錦織選手、全米決勝へ!

 テニスの4大大会の一つ、全米オープンで錦織選手(24)が決勝に進出し、国内はもとより海外でもビッグニュースとして報道された。我が国テニス史上初の快挙であるという。ニューヨークでの出来事である。準決勝で勝った相手は世界ランキング1位のノバク・ジョコビッチ(27・セルビア)選手。彼は、2011年に4大大会で全豪、ウィンブルドン、全米の3大会に優勝し、これまでシングルスで45勝している強豪選手である。錦織はランキング11位で、予想はジョコビッチが断然優勢だったが下克上の結果にワールドニュース登場と相成った。
 敗れたジョコビッチは「錦織はしっかり準備ができていた。彼の勝利を祝福したい」とコメントし、勝者を讃えた。思いがけない敗戦だったにも関わらず、素直に勝者を讃える心の豊かさ、マナーはさすがランキング1位の選手であると感銘した。35度の暑さ。それは両者にとって同じ条件であるが、この条件に対する準備が錦織の方がよかったことをジョコビッチは認めた。裏を返せば、「自分は準備が充分でなかった」ことを告白したことになる。
 世界チャンピオンといえどもこのように試合に負けることもある。彼も「一人の人間」だからだ。ましてや対戦する相手全てがあの手この手で「打倒・ジョコビッチ」と立ち向かってくるからどの試合も気を抜けない。それでも勝ち続けてきたのである。今朝、そのジョコビッチに錦織が立ち向かい3−1で勝利した。

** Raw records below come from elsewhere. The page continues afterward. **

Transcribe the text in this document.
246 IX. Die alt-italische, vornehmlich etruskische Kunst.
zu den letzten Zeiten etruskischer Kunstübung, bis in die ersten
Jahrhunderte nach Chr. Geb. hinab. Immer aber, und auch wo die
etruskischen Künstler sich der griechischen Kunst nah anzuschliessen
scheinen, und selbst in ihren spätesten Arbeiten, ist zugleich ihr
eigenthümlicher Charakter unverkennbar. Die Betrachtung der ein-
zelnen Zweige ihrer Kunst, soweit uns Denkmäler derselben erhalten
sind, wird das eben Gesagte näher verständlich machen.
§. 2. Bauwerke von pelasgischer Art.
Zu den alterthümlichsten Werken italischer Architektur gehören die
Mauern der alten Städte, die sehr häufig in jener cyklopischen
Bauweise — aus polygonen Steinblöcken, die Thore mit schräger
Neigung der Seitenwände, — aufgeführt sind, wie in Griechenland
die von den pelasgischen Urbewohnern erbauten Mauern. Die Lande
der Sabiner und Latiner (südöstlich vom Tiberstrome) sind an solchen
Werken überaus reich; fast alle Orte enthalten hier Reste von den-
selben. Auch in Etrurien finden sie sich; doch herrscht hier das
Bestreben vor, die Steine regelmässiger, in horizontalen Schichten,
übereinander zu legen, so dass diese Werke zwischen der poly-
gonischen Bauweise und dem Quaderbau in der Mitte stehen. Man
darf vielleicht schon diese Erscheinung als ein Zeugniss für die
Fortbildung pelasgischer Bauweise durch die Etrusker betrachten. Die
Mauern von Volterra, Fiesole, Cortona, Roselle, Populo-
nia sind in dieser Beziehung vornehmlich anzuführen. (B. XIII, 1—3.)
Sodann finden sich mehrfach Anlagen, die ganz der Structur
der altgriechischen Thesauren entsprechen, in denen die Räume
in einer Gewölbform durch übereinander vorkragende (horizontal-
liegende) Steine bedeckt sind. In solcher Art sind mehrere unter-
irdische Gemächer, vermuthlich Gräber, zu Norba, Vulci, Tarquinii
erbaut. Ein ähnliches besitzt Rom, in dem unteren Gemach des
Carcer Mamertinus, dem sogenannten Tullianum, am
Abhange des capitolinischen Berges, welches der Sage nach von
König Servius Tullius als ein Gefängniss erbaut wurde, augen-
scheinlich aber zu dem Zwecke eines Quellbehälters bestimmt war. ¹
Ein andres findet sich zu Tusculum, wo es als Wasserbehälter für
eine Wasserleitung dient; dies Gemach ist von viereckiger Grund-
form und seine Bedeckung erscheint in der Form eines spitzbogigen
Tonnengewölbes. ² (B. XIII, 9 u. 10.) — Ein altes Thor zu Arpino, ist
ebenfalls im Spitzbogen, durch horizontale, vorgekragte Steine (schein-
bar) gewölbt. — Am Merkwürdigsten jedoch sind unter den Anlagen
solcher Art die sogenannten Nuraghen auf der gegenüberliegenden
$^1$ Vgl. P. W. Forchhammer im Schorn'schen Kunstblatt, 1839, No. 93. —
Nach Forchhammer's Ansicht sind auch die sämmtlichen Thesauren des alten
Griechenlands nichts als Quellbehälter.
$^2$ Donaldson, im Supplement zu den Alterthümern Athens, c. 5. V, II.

 錦織も爽やかで、しかも謙虚な選手である。試合が終り感激に浸る間もなくジョコビッチ選手へ駆け寄り健闘を讃え合った。その時点においても1位と11位のランクはまだそのままであり、錦織は今まで同様ジョコビッチを尊敬する気持ちに変わりはないことをインタビューから窺えた。彼もまた素晴らしい人間性の持ち主と見た。
 錦織は中学生の頃から渡米して、外国での生活に何ら支障がないという恵まれた環境で育ったようである。それでも人知れぬ苦労はあったはずで、それらを克服しながら練習に集中し、心身ともに強靭な青年に成長した。どの相手選手と比べても身長、体重共に一回り以上に小さいが、メンタルや考え方、創造性において相手を上回り体力以上の力を発揮できたのではないか。
 コーチのマイケル・チャンも特に錦織のメンタルを鍛えてきたので、勝利の一因にあげている。それは具体的にはどういうものなのか知りたい。チャンは外国人なので日本人とは違う鍛え方をしているはずである。単なる「根性論」ではないと思う。日本人が外国人に弱いのはメンタル面であると指摘されているので、錦織選手を手本にした方がいい。
 決勝は9日にランキング16位のマリン・チリッチ選手(25・クロアチア)と戦う。ランキングは錦織より下だけどそれには関係なくどちらにも勝利のチャンスがある。ちなみに相手は198cm、82kg、ツアー11勝の選手。錦織選手への期待は大きい。自分の考え方、創造性、人間性をラケットに託して戦ってほしい。